UC San Francisco researchers have linked alcohol addiction to the release of endorphins in the human brain, marking the first time these feel-good chemicals were directly related to alcohol use in Homo sapiens.

Shedding light on the substance’s addictive character, the results revealed that heavy drinkers respond to intoxication with more positive feelings than control subjects who do not drink heavily.

According to UCSF assistant professor of neurology Jennifer Mitchell, the release of endorphins have never been proven as the result of positive emotions that result from drinking alcohol, despite years of common assumption that such a link exists.

“[The research] proves this thing that people have speculated about for 30 years — endorphin release does indeed occur following alcohol consumption,” Mitchell said. “Endorphins make you feel good and we have a tendency to repeat those behaviors that make us feel good. It’s plausible that the endorphin release is leading people to drink.”

UCSF professor of neurology Howard Fields, the study’s co-author, said its groundbreaking findings may lead to new and more innovative forms of treatment for alcoholism while also lessening its related social stigma.

“What I’d like to see is that people begin to think of heavy drinking as a medical problem as opposed to a weakness in moral fiber,” Fields said. “It’s a biological problem.”

Mitchell said it can also lead to improvements on Naltrexone, a drug which is currently used to treat alcohol addiction.

“The long-term goal is to develop these therapeutic treatments,” Mitchell said. “The shorter goal is to take Naltrexone as our litmus test and better it, through reverse engineering and [make] it specific enough that when people take it, they have the beneficial effects of the drug but not the side effects.”

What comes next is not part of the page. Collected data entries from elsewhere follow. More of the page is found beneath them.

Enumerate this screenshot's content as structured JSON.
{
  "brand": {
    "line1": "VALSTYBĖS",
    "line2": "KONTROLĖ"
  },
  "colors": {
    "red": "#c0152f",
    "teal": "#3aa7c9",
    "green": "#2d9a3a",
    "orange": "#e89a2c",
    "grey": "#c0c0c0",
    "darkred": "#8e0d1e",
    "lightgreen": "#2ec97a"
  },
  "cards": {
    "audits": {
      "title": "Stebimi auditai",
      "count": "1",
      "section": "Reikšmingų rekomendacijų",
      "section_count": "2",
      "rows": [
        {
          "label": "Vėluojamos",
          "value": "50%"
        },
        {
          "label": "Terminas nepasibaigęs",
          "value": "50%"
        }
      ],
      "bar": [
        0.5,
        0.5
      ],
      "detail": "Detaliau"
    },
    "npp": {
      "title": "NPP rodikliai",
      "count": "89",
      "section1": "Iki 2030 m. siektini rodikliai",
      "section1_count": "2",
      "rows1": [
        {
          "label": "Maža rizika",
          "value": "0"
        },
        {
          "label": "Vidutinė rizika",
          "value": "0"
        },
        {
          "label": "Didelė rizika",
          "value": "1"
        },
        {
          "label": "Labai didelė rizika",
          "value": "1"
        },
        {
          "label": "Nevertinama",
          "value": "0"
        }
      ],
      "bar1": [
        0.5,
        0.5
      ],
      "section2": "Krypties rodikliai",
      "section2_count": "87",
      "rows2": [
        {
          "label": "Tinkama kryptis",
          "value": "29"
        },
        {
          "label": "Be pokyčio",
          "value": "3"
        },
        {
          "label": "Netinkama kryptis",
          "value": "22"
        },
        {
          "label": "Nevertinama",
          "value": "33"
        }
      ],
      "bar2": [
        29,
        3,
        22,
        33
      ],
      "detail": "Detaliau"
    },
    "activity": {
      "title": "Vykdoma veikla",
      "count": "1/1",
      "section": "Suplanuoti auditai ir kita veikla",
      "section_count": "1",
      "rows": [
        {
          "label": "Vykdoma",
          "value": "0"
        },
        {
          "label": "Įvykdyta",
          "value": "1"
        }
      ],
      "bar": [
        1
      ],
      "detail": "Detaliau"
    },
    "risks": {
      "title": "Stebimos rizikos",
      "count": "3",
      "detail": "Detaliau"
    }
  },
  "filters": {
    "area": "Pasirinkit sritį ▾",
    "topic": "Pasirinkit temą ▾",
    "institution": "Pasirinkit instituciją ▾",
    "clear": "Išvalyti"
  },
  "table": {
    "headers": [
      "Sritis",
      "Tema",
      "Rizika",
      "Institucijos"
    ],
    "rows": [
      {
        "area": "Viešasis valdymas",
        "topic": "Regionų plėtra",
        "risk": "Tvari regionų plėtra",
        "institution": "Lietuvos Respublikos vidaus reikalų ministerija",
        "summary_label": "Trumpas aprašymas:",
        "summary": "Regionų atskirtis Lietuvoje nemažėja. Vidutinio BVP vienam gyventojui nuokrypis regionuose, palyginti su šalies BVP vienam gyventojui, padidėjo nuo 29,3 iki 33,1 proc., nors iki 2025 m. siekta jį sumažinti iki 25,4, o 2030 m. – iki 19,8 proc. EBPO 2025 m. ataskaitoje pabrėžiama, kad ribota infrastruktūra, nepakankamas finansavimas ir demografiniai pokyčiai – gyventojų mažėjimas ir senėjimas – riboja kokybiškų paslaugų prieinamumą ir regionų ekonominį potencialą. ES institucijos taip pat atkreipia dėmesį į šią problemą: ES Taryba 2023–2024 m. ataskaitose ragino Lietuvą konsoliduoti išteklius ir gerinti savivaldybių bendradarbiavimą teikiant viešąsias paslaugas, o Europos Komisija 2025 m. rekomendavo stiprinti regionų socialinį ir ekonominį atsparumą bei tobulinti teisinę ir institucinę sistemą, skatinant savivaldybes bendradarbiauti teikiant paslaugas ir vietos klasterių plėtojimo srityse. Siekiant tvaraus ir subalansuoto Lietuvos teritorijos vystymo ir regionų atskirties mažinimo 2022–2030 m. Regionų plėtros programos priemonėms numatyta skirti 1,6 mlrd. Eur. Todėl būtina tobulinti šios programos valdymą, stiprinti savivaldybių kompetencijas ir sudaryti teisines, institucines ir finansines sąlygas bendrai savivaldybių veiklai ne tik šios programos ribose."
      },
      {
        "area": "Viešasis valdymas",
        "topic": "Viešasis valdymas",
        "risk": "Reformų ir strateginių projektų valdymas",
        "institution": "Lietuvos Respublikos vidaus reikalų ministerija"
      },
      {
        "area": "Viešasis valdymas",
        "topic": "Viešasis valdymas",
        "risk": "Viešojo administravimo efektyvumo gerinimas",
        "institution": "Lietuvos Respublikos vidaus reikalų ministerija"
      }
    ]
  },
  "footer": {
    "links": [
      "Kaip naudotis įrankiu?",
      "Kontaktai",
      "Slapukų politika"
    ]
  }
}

On college campuses, alcohol abuse is an especially prevalent issue since it plays a major role in students’ social activities, Fields said.

“[UCSB is] a college where a lot of people begin to drink heavily and there’s peer pressure among certain groups of college students to actually try to drink a lot and they do. I know that that happens at Santa Barbara,” Fields said. “That’s the point at which early education and early intervention might be able to prevent people from going on and having a more serious alcohol problem.”